Sharma is right. Bihar has almost 13 Lok Sabha seats where Muslims and Yadavs together are in a decisive position. Despite this, Lalu Prasad lost most of them, as young Yadavs opted for the Modi-led BJP instead. The trends among other caste groups—say, OBCs and Mahadalits—are similar. “Dalits today don’t eat for hunger, but for taste. They have grown up and they too have aspirations beyond Roti, Kapda aur Makaan. Modi showed the promise to fulfil their aspirations,” says Chandrabhan Prasad, a noted Dalit ideologue.
Good governance, something which Nitish Kumar identified himself with for eight years, was all of a sudden the poll mantra of the BJP, and the former Chief Minister simply let it go. After his Lok Sabha debacle, he asked Jitan Ram Manjhi, a Mahadalit, to take his place as Chief Minister, a move meant to display his ‘commitment’ to the community. According to experts, the new political development has affected the economic growth of the state, which had been in double-digits year after year. Even the real estate boom has begun to flag over the past year or so. Mall projects are on hold. Law-and-order has deteriorated, reminding locals of the RJD period. All this means that those who voted for Nitish Kumar in the Assembly and for Modi in the Lok Sabha polls—an estimated 15 per cent of the state’s voters —are likely to stick with the BJP.
The new partners will also face trouble trying to keep their flock together. While Lalu Prasad has little to worry about on this count, Nitish Kumar has to deal with restless party leaders. In the recent Rajya Sabha elections, some party rebels voted for independent candidates in defiance of a JD-U whip. Some have already switched to the NDA, or are in touch with BJP, LJP and RLSP leaders. On 31 July, JD-U MLA Rajib Ranjan wrote a letter to the party state president opposing its alliance with the RJD. He is trying to secure the opposition of others in the party too.

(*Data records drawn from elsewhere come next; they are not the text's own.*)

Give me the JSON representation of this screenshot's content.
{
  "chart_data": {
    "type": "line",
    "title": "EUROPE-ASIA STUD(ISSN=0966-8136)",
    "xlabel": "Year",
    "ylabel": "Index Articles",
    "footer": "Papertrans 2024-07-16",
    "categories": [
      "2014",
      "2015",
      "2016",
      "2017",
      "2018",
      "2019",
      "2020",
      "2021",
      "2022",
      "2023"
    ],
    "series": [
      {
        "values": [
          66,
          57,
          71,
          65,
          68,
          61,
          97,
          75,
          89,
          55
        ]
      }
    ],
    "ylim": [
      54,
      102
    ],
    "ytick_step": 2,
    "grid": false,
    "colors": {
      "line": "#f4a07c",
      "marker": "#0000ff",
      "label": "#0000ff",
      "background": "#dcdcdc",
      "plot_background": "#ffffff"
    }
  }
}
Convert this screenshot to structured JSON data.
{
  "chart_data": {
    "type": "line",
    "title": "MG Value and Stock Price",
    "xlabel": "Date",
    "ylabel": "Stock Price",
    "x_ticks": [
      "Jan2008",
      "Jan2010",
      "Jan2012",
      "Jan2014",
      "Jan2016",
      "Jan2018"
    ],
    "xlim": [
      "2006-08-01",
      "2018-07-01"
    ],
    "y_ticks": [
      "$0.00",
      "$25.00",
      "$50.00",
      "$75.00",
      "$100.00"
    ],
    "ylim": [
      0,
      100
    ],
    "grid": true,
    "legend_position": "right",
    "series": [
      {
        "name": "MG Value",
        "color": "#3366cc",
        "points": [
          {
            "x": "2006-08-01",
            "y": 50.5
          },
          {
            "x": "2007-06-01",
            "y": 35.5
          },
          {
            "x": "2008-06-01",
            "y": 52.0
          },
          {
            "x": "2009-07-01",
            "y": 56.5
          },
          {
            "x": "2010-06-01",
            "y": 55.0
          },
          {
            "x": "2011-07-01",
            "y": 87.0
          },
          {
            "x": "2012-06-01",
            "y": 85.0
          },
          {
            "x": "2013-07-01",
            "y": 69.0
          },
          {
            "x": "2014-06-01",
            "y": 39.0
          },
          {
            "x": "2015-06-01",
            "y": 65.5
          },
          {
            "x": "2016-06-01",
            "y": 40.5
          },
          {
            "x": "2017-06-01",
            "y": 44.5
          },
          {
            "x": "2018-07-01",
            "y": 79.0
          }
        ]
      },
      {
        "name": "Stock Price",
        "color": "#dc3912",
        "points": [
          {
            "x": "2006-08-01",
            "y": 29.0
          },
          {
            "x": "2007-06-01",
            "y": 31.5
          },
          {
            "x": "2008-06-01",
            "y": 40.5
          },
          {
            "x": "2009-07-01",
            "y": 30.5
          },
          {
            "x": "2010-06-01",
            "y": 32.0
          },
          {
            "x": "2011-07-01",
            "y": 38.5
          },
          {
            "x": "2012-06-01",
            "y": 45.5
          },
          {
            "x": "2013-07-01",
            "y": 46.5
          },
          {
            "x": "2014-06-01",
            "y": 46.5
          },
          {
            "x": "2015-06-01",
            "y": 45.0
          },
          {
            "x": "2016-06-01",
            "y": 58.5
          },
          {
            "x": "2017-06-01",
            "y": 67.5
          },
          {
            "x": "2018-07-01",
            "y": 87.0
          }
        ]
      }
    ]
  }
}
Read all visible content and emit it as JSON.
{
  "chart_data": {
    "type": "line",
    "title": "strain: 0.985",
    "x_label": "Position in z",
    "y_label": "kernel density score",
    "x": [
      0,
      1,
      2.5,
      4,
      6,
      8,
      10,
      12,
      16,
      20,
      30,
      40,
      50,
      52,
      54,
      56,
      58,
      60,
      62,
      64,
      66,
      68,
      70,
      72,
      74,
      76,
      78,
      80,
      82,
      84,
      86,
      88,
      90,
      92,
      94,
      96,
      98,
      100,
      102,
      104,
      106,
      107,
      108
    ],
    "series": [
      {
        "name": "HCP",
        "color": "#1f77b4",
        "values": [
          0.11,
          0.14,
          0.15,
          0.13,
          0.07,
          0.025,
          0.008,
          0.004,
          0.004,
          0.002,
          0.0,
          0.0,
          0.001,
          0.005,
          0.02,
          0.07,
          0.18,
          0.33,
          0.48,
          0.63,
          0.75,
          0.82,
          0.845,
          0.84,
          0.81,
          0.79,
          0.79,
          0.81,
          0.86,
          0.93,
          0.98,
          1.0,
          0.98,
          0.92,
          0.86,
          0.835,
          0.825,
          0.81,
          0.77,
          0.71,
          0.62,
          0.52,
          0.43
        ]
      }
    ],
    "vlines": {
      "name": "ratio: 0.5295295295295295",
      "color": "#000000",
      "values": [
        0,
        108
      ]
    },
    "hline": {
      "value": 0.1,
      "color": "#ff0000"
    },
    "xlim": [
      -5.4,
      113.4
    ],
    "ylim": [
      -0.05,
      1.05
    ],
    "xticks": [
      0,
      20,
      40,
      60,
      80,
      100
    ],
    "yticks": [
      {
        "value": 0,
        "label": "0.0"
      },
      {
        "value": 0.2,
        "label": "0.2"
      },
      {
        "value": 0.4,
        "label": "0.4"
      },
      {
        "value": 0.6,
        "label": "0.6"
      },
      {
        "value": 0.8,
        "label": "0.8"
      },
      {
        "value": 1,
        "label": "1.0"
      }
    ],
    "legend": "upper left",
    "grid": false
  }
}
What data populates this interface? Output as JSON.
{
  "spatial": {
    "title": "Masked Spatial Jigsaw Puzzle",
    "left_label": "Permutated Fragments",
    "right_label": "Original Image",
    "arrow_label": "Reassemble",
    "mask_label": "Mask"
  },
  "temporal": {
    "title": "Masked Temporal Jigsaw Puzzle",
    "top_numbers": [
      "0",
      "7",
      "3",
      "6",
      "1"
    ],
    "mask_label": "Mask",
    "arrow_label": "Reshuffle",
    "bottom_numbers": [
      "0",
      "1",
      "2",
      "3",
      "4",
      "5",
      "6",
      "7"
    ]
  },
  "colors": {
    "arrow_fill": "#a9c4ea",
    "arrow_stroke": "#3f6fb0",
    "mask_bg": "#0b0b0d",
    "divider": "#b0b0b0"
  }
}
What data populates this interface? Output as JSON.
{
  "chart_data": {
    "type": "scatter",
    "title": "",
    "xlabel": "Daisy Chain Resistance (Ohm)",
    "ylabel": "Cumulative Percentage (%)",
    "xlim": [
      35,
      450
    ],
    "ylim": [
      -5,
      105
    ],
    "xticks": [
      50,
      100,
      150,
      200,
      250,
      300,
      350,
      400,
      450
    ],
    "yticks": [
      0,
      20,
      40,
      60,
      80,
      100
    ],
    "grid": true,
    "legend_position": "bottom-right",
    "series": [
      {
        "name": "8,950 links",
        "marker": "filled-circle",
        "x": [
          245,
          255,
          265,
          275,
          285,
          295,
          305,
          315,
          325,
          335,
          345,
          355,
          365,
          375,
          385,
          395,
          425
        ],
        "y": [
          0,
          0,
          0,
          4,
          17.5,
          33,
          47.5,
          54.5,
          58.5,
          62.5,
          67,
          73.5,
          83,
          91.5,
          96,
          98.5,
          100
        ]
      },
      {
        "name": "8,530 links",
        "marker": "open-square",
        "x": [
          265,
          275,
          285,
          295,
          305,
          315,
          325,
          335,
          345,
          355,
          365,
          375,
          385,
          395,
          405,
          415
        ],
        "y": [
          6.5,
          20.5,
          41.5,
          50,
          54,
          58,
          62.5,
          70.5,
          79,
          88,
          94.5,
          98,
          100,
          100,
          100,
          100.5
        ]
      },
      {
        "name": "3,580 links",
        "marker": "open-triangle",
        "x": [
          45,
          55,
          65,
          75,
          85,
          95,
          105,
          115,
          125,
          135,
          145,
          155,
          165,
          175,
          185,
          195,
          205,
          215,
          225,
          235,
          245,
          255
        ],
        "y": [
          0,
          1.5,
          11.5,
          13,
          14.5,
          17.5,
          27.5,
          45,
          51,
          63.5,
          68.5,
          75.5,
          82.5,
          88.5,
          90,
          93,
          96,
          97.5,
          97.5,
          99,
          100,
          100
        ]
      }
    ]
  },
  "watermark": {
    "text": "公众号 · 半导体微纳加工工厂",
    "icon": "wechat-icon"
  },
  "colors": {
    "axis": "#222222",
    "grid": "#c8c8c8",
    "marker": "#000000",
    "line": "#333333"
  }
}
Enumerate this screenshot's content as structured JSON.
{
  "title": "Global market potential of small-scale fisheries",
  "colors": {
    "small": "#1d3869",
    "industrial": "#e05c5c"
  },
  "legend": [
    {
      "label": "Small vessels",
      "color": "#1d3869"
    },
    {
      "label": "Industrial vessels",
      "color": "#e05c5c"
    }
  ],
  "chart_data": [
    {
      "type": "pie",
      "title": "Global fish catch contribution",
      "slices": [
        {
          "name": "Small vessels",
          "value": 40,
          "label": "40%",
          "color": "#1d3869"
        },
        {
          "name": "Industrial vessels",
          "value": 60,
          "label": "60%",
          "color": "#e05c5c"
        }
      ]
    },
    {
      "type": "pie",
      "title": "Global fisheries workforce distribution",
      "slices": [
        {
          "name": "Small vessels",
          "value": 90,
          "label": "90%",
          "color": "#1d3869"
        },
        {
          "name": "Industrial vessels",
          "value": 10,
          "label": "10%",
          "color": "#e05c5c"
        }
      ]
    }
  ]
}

The fate of the alliance may depend on the results of the Assembly bypolls scheduled on 21 August. “If this combination wins five or more out of 10 Assembly seats, then it has a future though a tough one,” says Sanjay Kumar. Even JD-U rebels are waiting till 25 August, when the results will be announced. If it fails, the JD-U may split, with the breakaway faction moving to the NDA.
All things considered, for the time being, it makes sense for both Nitish Kumar and Lalu Prasad to stay behind the scenes.